Microsoft KB Archive/248306
Article ID: 248306
Article Last Modified on 6/12/2001
- Microsoft Site Server 3.0 Standard Edition
- Microsoft Index Server 2.0
This article was previously published under Q248306
Microsoft Site Server 3.0 Search incorrectly detects Korean documents as Japanese.
Microsoft has confirmed that this is a problem in the Microsoft products that are listed at the beginning of this article.
If it is possible to pre-process the documents, converting them to HTML, and then you can add the language and charset tags. Otherwise, the Site Server Search crawl (also known as Gatherer) server must be dedicated to crawling Korean documents to allow proper language handling of Korean language text documents. Text documents cannot be tagged. Therefore, using document tagging to identify the language of the document is not an option in this case.
The following configuration is required on Site Server Service Pack 2 or later:
Set the region to Korean and select the Set as system default locale option.

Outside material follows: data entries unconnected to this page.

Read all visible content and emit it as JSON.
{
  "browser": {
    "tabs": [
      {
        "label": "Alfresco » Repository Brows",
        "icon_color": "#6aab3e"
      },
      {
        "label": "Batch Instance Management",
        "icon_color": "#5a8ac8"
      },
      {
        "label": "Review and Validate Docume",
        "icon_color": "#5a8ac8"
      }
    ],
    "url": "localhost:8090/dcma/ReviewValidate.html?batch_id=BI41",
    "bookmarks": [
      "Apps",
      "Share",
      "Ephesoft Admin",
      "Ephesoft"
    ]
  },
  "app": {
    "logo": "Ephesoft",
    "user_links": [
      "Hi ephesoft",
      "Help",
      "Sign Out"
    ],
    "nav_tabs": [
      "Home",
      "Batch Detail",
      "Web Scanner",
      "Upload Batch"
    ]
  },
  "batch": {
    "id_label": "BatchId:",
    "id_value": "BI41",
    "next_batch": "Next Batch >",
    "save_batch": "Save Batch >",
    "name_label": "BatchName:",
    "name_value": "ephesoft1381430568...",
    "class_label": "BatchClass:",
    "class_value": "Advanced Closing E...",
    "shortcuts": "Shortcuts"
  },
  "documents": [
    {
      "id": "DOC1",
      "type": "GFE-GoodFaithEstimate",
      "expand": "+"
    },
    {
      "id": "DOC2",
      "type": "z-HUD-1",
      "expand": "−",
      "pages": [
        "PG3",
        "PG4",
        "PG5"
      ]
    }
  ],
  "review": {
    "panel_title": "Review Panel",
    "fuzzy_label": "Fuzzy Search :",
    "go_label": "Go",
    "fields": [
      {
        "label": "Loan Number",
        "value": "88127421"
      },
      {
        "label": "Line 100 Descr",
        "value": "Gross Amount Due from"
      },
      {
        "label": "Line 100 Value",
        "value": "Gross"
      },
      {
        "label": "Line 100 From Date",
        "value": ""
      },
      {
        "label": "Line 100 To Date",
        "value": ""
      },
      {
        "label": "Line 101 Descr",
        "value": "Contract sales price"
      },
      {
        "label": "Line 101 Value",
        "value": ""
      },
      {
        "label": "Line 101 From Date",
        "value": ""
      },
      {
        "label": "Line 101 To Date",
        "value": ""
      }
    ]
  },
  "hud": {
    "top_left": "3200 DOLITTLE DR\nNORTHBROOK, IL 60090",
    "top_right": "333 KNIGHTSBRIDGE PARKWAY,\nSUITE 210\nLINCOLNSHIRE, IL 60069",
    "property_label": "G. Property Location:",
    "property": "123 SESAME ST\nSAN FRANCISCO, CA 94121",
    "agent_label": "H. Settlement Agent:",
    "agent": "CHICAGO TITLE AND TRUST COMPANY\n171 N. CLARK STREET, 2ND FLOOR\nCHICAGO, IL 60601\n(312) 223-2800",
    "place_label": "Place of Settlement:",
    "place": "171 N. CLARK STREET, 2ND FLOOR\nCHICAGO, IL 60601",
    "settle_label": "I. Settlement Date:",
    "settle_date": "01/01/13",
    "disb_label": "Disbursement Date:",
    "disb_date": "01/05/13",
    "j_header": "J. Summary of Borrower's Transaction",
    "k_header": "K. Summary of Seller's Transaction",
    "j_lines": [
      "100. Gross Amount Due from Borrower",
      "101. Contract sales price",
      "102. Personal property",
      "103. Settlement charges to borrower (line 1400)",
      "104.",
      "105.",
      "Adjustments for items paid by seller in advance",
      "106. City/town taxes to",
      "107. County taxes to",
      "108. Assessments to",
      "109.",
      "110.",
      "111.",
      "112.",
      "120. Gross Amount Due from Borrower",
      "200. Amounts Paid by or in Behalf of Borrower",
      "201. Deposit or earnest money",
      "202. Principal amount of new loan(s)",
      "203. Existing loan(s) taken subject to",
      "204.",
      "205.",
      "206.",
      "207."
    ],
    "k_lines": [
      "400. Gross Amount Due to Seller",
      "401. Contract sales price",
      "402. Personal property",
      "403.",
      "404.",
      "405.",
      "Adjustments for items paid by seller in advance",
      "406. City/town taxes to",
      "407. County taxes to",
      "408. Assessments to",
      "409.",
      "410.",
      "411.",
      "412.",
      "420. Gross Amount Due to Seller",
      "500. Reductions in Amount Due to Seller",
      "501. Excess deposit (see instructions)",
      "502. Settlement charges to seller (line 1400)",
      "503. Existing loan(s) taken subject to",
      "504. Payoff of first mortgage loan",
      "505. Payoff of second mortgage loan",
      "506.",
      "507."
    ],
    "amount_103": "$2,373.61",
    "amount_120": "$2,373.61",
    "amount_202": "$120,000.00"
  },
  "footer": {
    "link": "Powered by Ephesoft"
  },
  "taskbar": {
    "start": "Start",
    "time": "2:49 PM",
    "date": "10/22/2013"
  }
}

This installs the Korean character set and makes iso-8959-5 the default character set. Restart the computer to activate the system locale change.
Korean and Japanese need to both be listed. Korean should be the default input locale. The Japanese character set is needed to recognize some of the characters.
Internet Explorer Language Settings
In Internet Explorer, click Internet Options, click Languages, and then click the General tab. Make sure Korean is listed, because Site Server Search uses a part of Internet Explorer (WinInet) to crawl the documents.
With the above settings, all Korean and most Japanese text documents are recognized as Korean. English text documents, however, are correctly recognized as English.
Keywords: kbprb KB248306